Topic outline

  • Paraphrasing is presenting ideas and information in your own words and acknowledging where they come from with an in-text reference. By using your own words, you demonstrate your understanding and your ability to express this information, and by including an in-text reference you are acknowledging that the idea is not yours.

    Compare the direct quotation from Freeman and Clasen (2011, p. 376) with the paraphrased version below.  Note how the paraphrased sentence is structured differently to the original, and different words and word forms have been used, but the meaning has not changed.

    Direct quotation: 

    "Schools and school children can play an effective role in increasing awareness and adoption of healthful practices and products at home" (Freeman & Clasen, 2011, p. 376).

    Paraphrased version: 

    It is through the education of young learners that greater cognisance and uptake of healthy behaviours can be introduced into the home (Freeman & Clasen, 2011).

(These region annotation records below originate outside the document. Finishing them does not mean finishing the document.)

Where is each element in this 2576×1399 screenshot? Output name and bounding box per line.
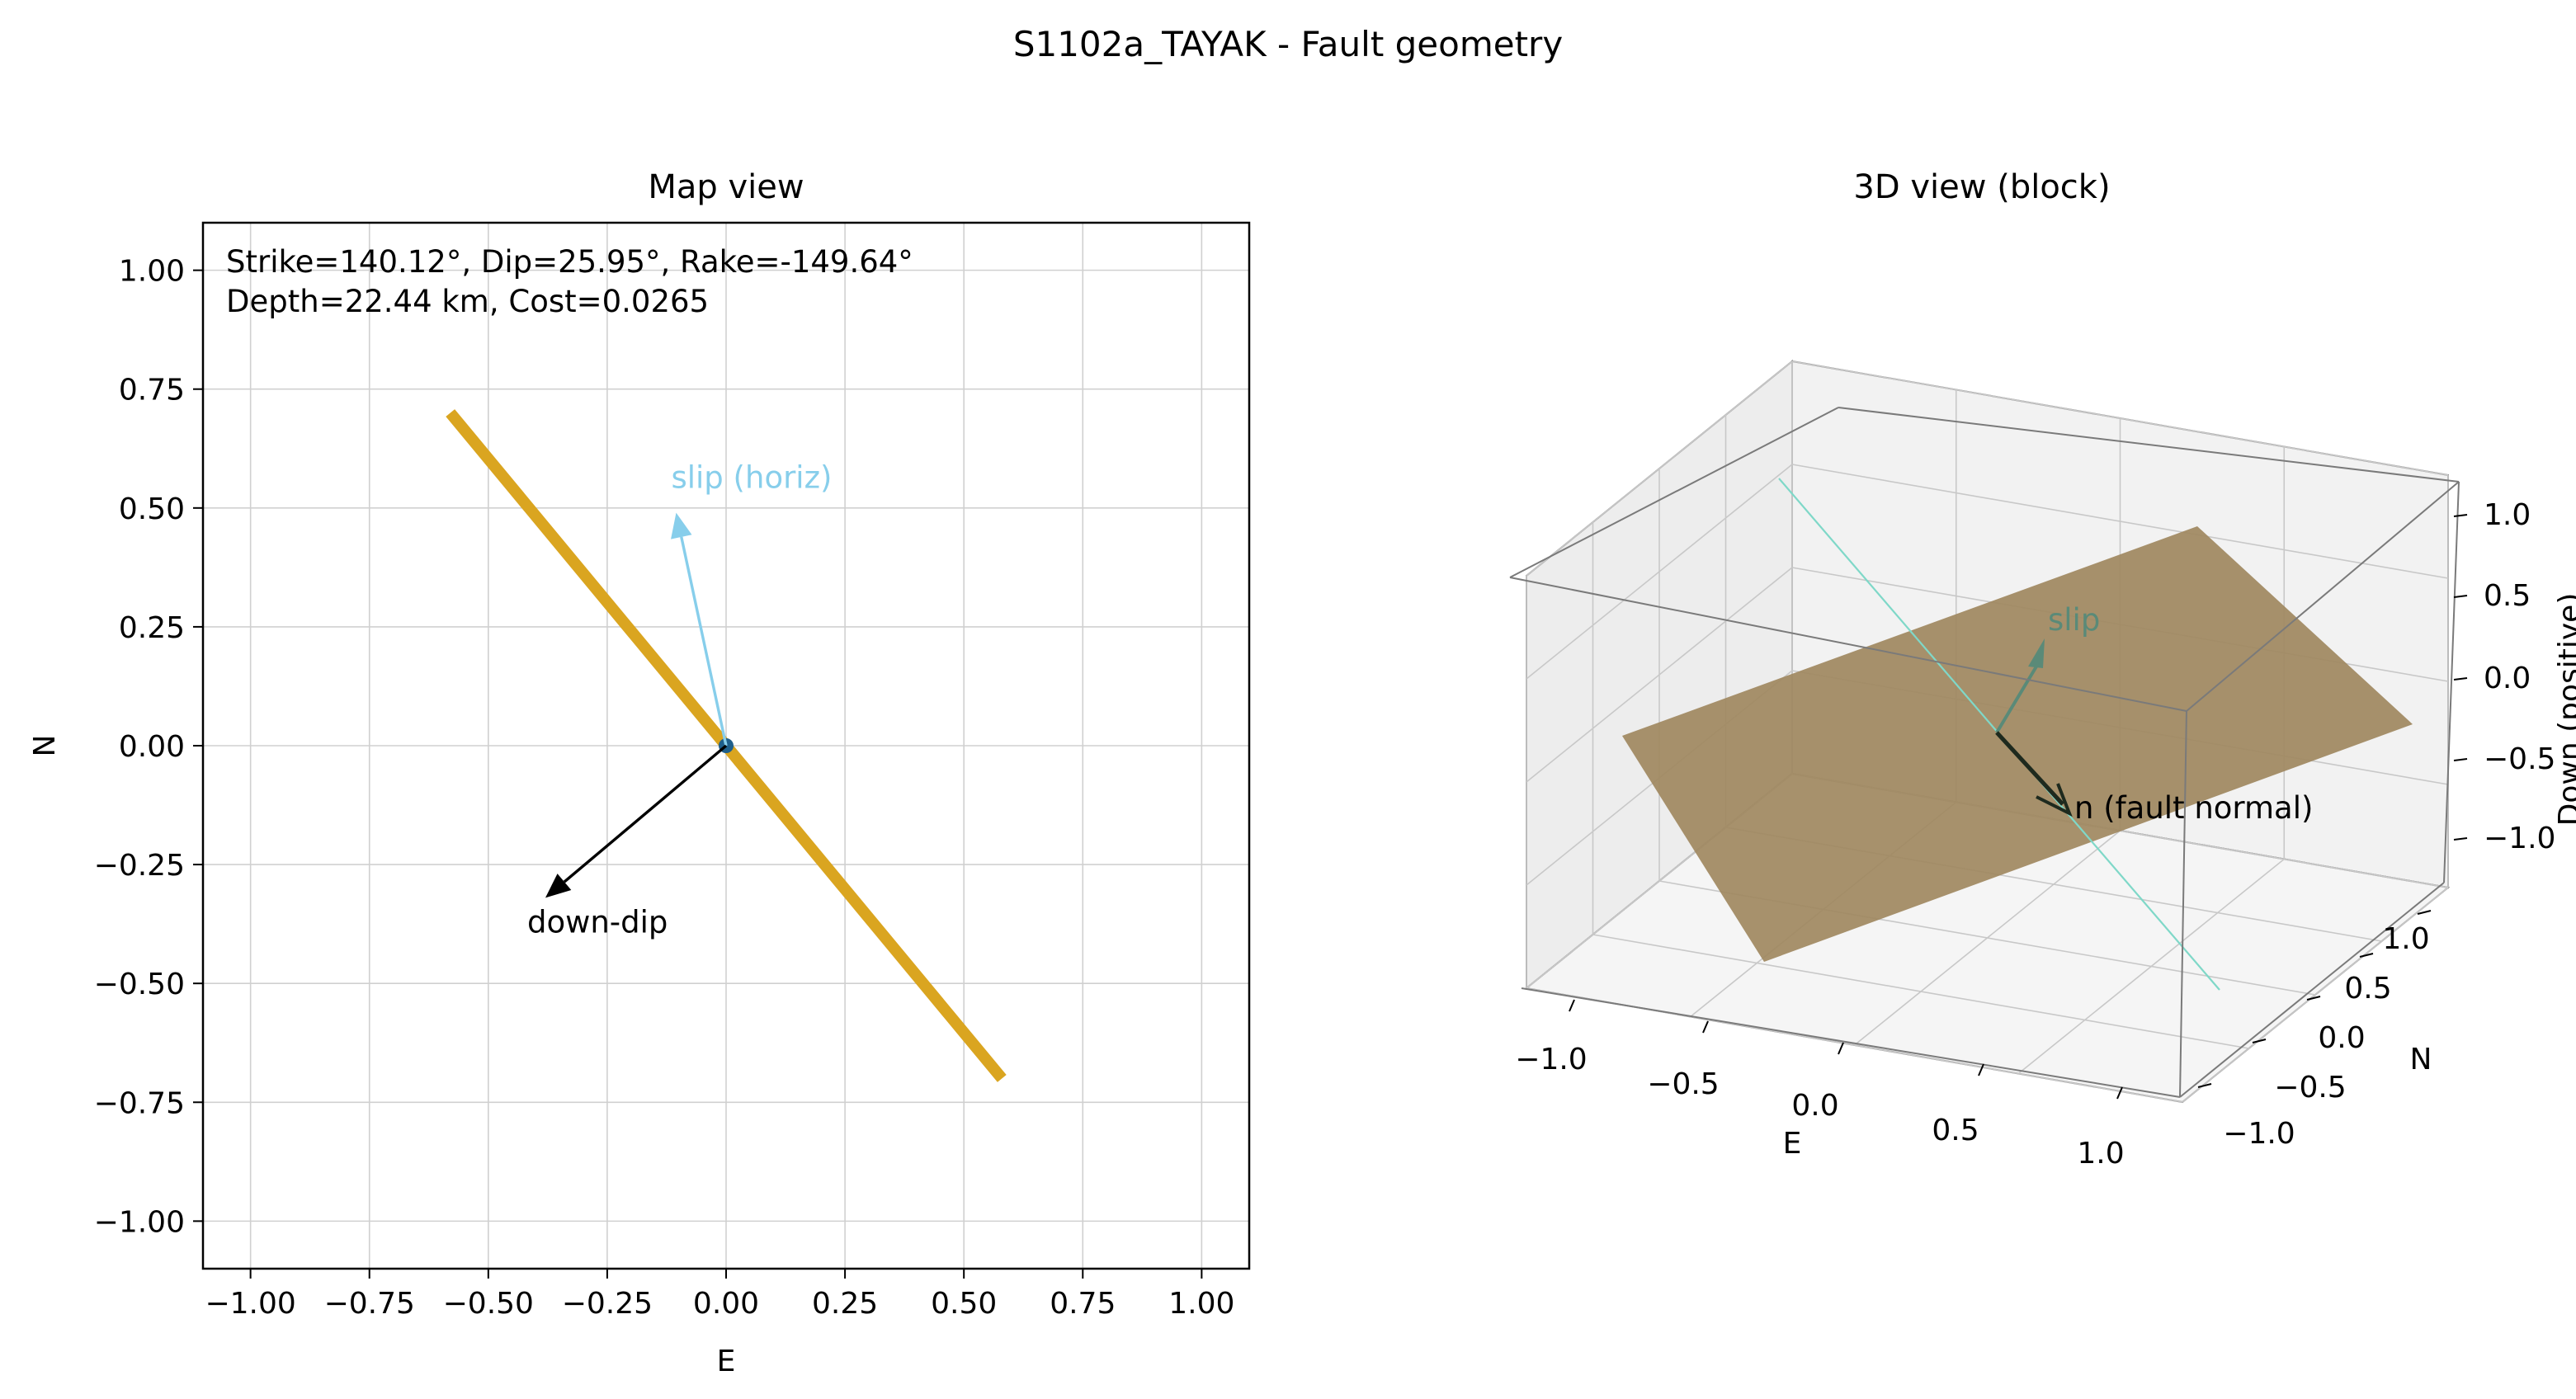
3d-y-tick — [2252, 1039, 2267, 1043]
map-x-tick-label: 0.25 — [812, 1287, 878, 1321]
3d-y-label: N — [2410, 1043, 2432, 1076]
map-x-tick-label: 1.00 — [1168, 1287, 1234, 1321]
down-dip-arrowhead — [545, 874, 572, 898]
3d-y-tick-label: −0.5 — [2274, 1071, 2346, 1105]
map-x-tick-label: 0.75 — [1050, 1287, 1116, 1321]
3d-z-tick-label: 0.5 — [2484, 579, 2531, 613]
map-ticks: −1.00 −0.75 −0.50 −0.25 0.00 0.25 0.50 0.75 1.00… — [94, 255, 1235, 1321]
3d-marks: slip n (fault normal) — [1509, 407, 2460, 1098]
map-axes-frame — [201, 221, 1251, 1270]
3d-y-tick-label: −1.0 — [2223, 1117, 2295, 1151]
map-y-label: N — [28, 735, 62, 757]
3d-gridline — [1791, 464, 2449, 579]
3d-x-tick-label: 0.0 — [1791, 1089, 1838, 1123]
3d-gridline — [1526, 464, 1793, 680]
3d-z-tick — [2453, 677, 2468, 681]
3d-x-tick — [1569, 999, 1575, 1012]
map-info-line-2: Depth=22.44 km, Cost=0.0265 — [226, 284, 709, 319]
3d-z-tick-label: −0.5 — [2484, 742, 2555, 776]
slip-vector — [1995, 665, 2038, 734]
slip-vector-label: slip — [2048, 602, 2100, 638]
map-info-line-1: Strike=140.12°, Dip=25.95°, Rake=-149.64… — [226, 244, 913, 280]
3d-y-tick-label: 0.5 — [2344, 972, 2391, 1006]
3d-z-tick-label: 0.0 — [2484, 662, 2531, 695]
map-x-tick-label: −1.00 — [205, 1287, 295, 1321]
map-x-tick-label: −0.25 — [562, 1287, 653, 1321]
3d-gridline — [2017, 858, 2285, 1075]
3d-box-edge — [2443, 481, 2460, 883]
3d-y-tick — [2417, 910, 2432, 915]
normal-vector-head — [2036, 783, 2073, 817]
3d-gridline — [2182, 887, 2449, 1103]
3d-box-edge — [2179, 882, 2445, 1098]
map-x-tick-label: 0.50 — [931, 1287, 997, 1321]
map-y-tick-label: −1.00 — [94, 1205, 185, 1239]
3d-y-tick — [2359, 953, 2374, 958]
3d-x-tick — [1702, 1020, 1709, 1034]
map-x-tick-label: −0.75 — [324, 1287, 415, 1321]
map-y-tick-label: 0.50 — [119, 492, 185, 526]
3d-z-tick — [2453, 758, 2468, 761]
map-view-panel: Map view −1.00 −0.75 −0.50 −0.25 0.00 0.25 0.5… — [28, 168, 1251, 1378]
down-dip-arrow — [563, 744, 728, 883]
3d-view-panel: 3D view (block) slip n (fault normal) −1.… — [1509, 168, 2576, 1171]
3d-z-tick — [2453, 837, 2468, 841]
3d-gridline — [1526, 567, 1793, 783]
3d-y-tick — [2306, 996, 2321, 1001]
3d-box-edge — [2179, 710, 2187, 1098]
slip-horiz-label: slip (horiz) — [671, 460, 832, 496]
3d-x-tick — [2116, 1086, 2123, 1100]
3d-z-tick — [2453, 595, 2468, 598]
3d-y-tick — [2197, 1083, 2212, 1088]
map-y-tick-label: −0.25 — [94, 849, 185, 883]
down-dip-label: down-dip — [527, 904, 668, 940]
map-y-tick-label: 0.00 — [119, 730, 185, 764]
3d-box-edge — [1838, 407, 2460, 483]
map-y-tick-label: −0.50 — [94, 968, 185, 1001]
3d-box-edge — [1509, 407, 1839, 578]
fault-plane — [1622, 526, 2413, 962]
map-y-tick-label: −0.75 — [94, 1086, 185, 1120]
slip-horiz-arrow — [680, 536, 728, 747]
3d-x-tick-label: −0.5 — [1647, 1067, 1719, 1101]
3d-x-tick — [1978, 1063, 1984, 1076]
map-x-tick-label: −0.50 — [443, 1287, 534, 1321]
3d-y-tick-label: 0.0 — [2318, 1021, 2365, 1055]
map-y-tick-label: 1.00 — [119, 255, 185, 289]
3d-z-tick-label: 1.0 — [2484, 498, 2531, 532]
3d-gridline — [1791, 360, 2449, 476]
slip-vector-head — [2028, 638, 2045, 668]
figure-title: S1102a_TAYAK - Fault geometry — [1013, 24, 1563, 64]
normal-vector-label: n (fault normal) — [2074, 790, 2313, 826]
map-marks: slip (horiz) down-dip — [446, 409, 1007, 1082]
3d-z-tick-label: −1.0 — [2484, 822, 2555, 855]
3d-gridline — [1526, 360, 1793, 577]
3d-x-label: E — [1783, 1127, 1802, 1161]
3d-box-edge — [2186, 481, 2460, 712]
slip-horiz-arrowhead — [671, 512, 692, 539]
3d-x-tick-label: 0.5 — [1932, 1114, 1979, 1147]
map-x-tick-label: 0.00 — [693, 1287, 759, 1321]
3d-view-title: 3D view (block) — [1853, 168, 2110, 206]
3d-ticks: −1.0 −0.5 0.0 0.5 1.0 −1.0 −0.5 0.0 0.5 1.0 −1.0 −0… — [1515, 498, 2555, 1171]
3d-box-edge — [1521, 987, 2181, 1098]
map-view-title: Map view — [648, 168, 804, 206]
3d-z-label: Down (positive) — [2553, 593, 2576, 827]
3d-z-tick — [2453, 514, 2468, 517]
3d-x-tick-label: −1.0 — [1515, 1043, 1587, 1076]
map-y-tick-label: 0.75 — [119, 374, 185, 407]
3d-x-tick — [1838, 1042, 1844, 1055]
map-y-tick-label: 0.25 — [119, 611, 185, 645]
normal-vector — [1995, 731, 2064, 806]
3d-y-tick-label: 1.0 — [2382, 922, 2429, 956]
map-x-label: E — [717, 1345, 736, 1378]
3d-box-edge — [1509, 577, 2187, 712]
3d-x-tick-label: 1.0 — [2077, 1137, 2124, 1171]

    When should you paraphrase in your writing?
    In many disciplines, lecturers prefer that you paraphrase and/or summarise other people's ideas in your writing more often than quote.  Even when your discipline allows greater use of quotes, do not fall into the trap of over-quoting.  Your course lecturers and tutors are often more interested in you demonstrating your understanding of others' ideas and your ability to interpret those ideas accurately.